Updated for 2026 Syllabus Detailed Explanations High-Yield Core Concepts

Bank Promotion Exam Guide

Banking Awareness | Banking Knowledge | for all Bank Exams

Module: General Practice

Q100: Consider the following statements distinguishing CBDC from UPI:

Assertion (A): In a UPI transaction, the settlement risk exists between the remitter and beneficiary banks, whereas in a CBDC transaction, there is no inter-bank settlement risk.
Reason (R): CBDC involves the transfer of "Central Bank Liability" directly from one wallet to another, whereas UPI is merely a messaging, clearing, and settlement overlay on top of existing commercial bank money.
A
Both A and R are true, and R is the correct explanation of A
B
Both A and R are true, but R is not the correct explanation of A
C
A is true, but R is false
D
A is false, but R is true
✅ Correct Answer: A
🎯 Quick Answer:
Both are true, and the logic is sound.
Concept Definition: The distinction between Commercial Bank Money (used in UPI) and Central Bank Money (used in CBDC).
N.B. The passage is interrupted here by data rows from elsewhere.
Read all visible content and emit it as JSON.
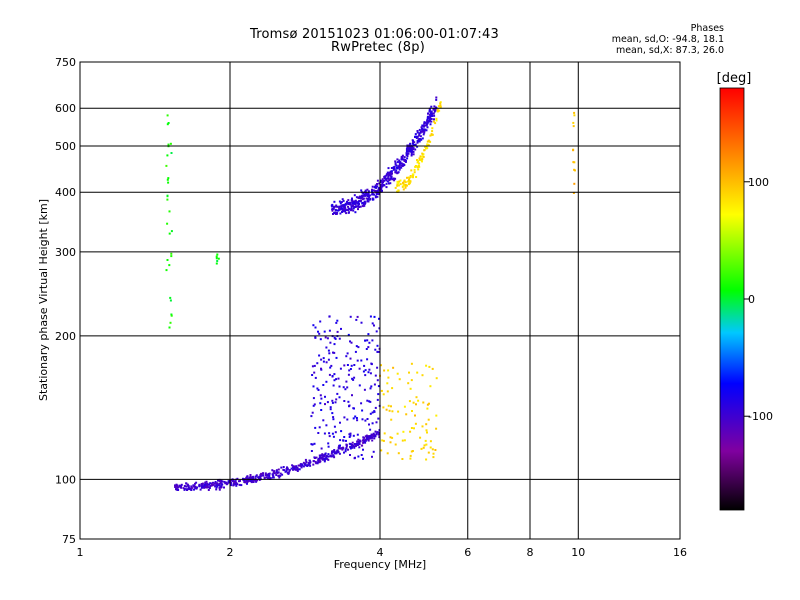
{
  "header": {
    "title_line1": "Tromsø 20151023 01:06:00-01:07:43",
    "title_line2": "RwPretec (8p)",
    "stats_title": "Phases",
    "stats_o": "mean, sd,O: -94.8, 18.1",
    "stats_x": "mean, sd,X:  87.3, 26.0"
  },
  "colors": {
    "grid": "#000000",
    "background": "#ffffff",
    "colorbar_stops": [
      "#000000",
      "#8000a0",
      "#0000ff",
      "#00c8ff",
      "#00ff00",
      "#ffff00",
      "#ff8000",
      "#ff0000"
    ]
  },
  "chart_data": {
    "type": "scatter",
    "title": "Tromsø 20151023 01:06:00-01:07:43",
    "subtitle": "RwPretec (8p)",
    "xlabel": "Frequency [MHz]",
    "ylabel": "Stationary phase Virtual Height [km]",
    "x_scale": "log",
    "y_scale": "log",
    "xlim": [
      1,
      16
    ],
    "ylim": [
      75,
      750
    ],
    "x_ticks": [
      1,
      2,
      4,
      6,
      8,
      10,
      16
    ],
    "x_tick_labels": [
      "1",
      "2",
      "4",
      "6",
      "8",
      "10",
      "16"
    ],
    "y_ticks": [
      75,
      100,
      200,
      300,
      400,
      500,
      600,
      750
    ],
    "y_tick_labels": [
      "75",
      "100",
      "200",
      "300",
      "400",
      "500",
      "600",
      "750"
    ],
    "grid": true,
    "colorbar": {
      "label": "[deg]",
      "range": [
        -180,
        180
      ],
      "ticks": [
        -100,
        0,
        100
      ],
      "tick_labels": [
        "-100",
        "0",
        "100"
      ]
    },
    "point_groups": [
      {
        "name": "E-layer O-mode trace",
        "phase_deg": -100,
        "x_range": [
          1.55,
          4.0
        ],
        "y_range": [
          95,
          130
        ],
        "count": 520
      },
      {
        "name": "E/F1 O-mode spread",
        "phase_deg": -90,
        "x_range": [
          2.9,
          4.0
        ],
        "y_range": [
          110,
          220
        ],
        "count": 240
      },
      {
        "name": "F-layer O-mode trace",
        "phase_deg": -95,
        "x_range": [
          3.2,
          5.2
        ],
        "y_range": [
          360,
          650
        ],
        "count": 520
      },
      {
        "name": "F-layer X-mode trace",
        "phase_deg": 85,
        "x_range": [
          4.3,
          5.3
        ],
        "y_range": [
          400,
          650
        ],
        "count": 110
      },
      {
        "name": "E-layer X-mode echoes",
        "phase_deg": 90,
        "x_range": [
          4.0,
          5.2
        ],
        "y_range": [
          110,
          175
        ],
        "count": 90
      },
      {
        "name": "Interference column 1.5 MHz",
        "phase_deg": 10,
        "x_range": [
          1.49,
          1.53
        ],
        "y_range": [
          205,
          580
        ],
        "count": 30
      },
      {
        "name": "Interference column 1.9 MHz",
        "phase_deg": 10,
        "x_range": [
          1.88,
          1.9
        ],
        "y_range": [
          280,
          300
        ],
        "count": 6
      },
      {
        "name": "Interference column 9.8 MHz",
        "phase_deg": 100,
        "x_range": [
          9.75,
          9.85
        ],
        "y_range": [
          395,
          600
        ],
        "count": 12
      }
    ]
  }
}
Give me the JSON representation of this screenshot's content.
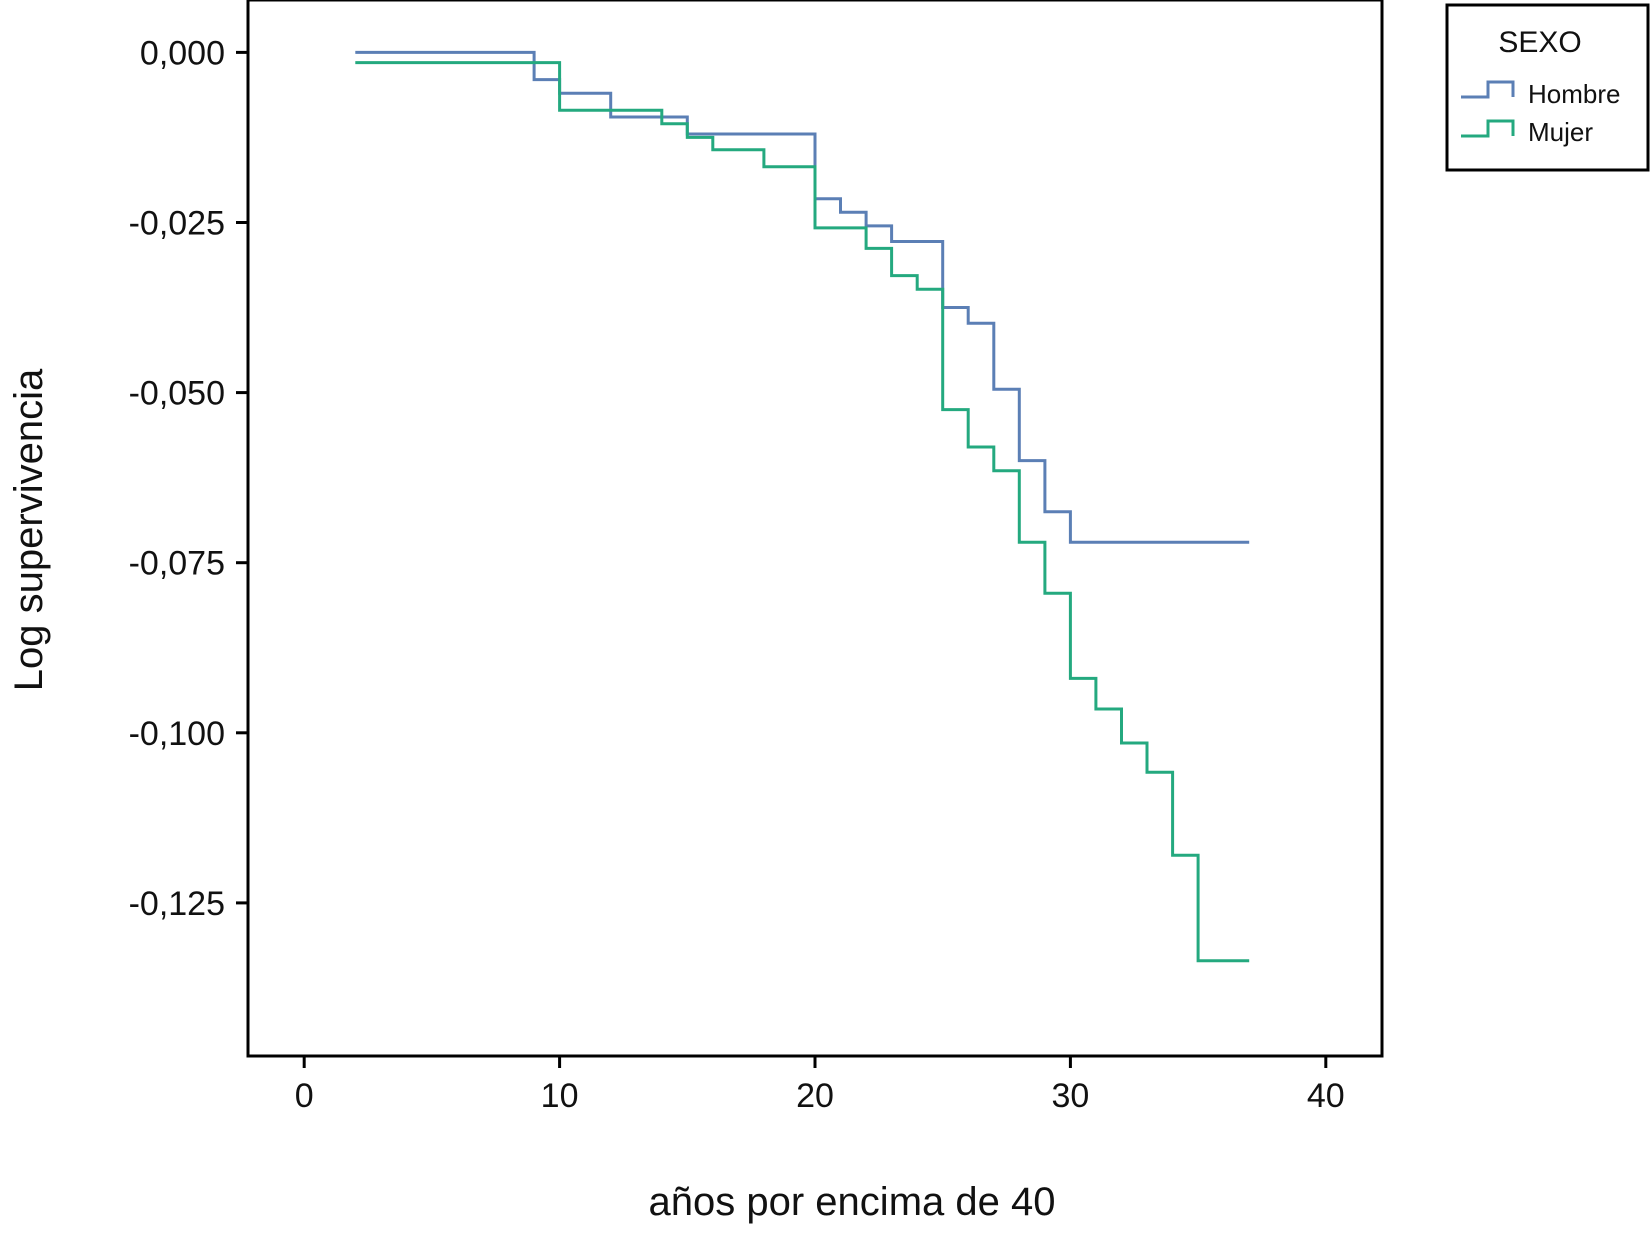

The Mechanism (R): UPI: When you pay ₹100, your bank (Bank A) must settle with the receiver's bank (Bank B). If Bank A collapses before settlement (in a Deferred Net Settlement system), there is a risk.
CBDC: You are handing over a digital "Cash Note" (RBI Liability). The movement is instant and final.
The Consequence (A): Because CBDC is the movement of the liability itself (not a promise to pay later), it eliminates "Settlement Risk" between banks.
It achieves "Finality of Settlement" at the moment of transfer.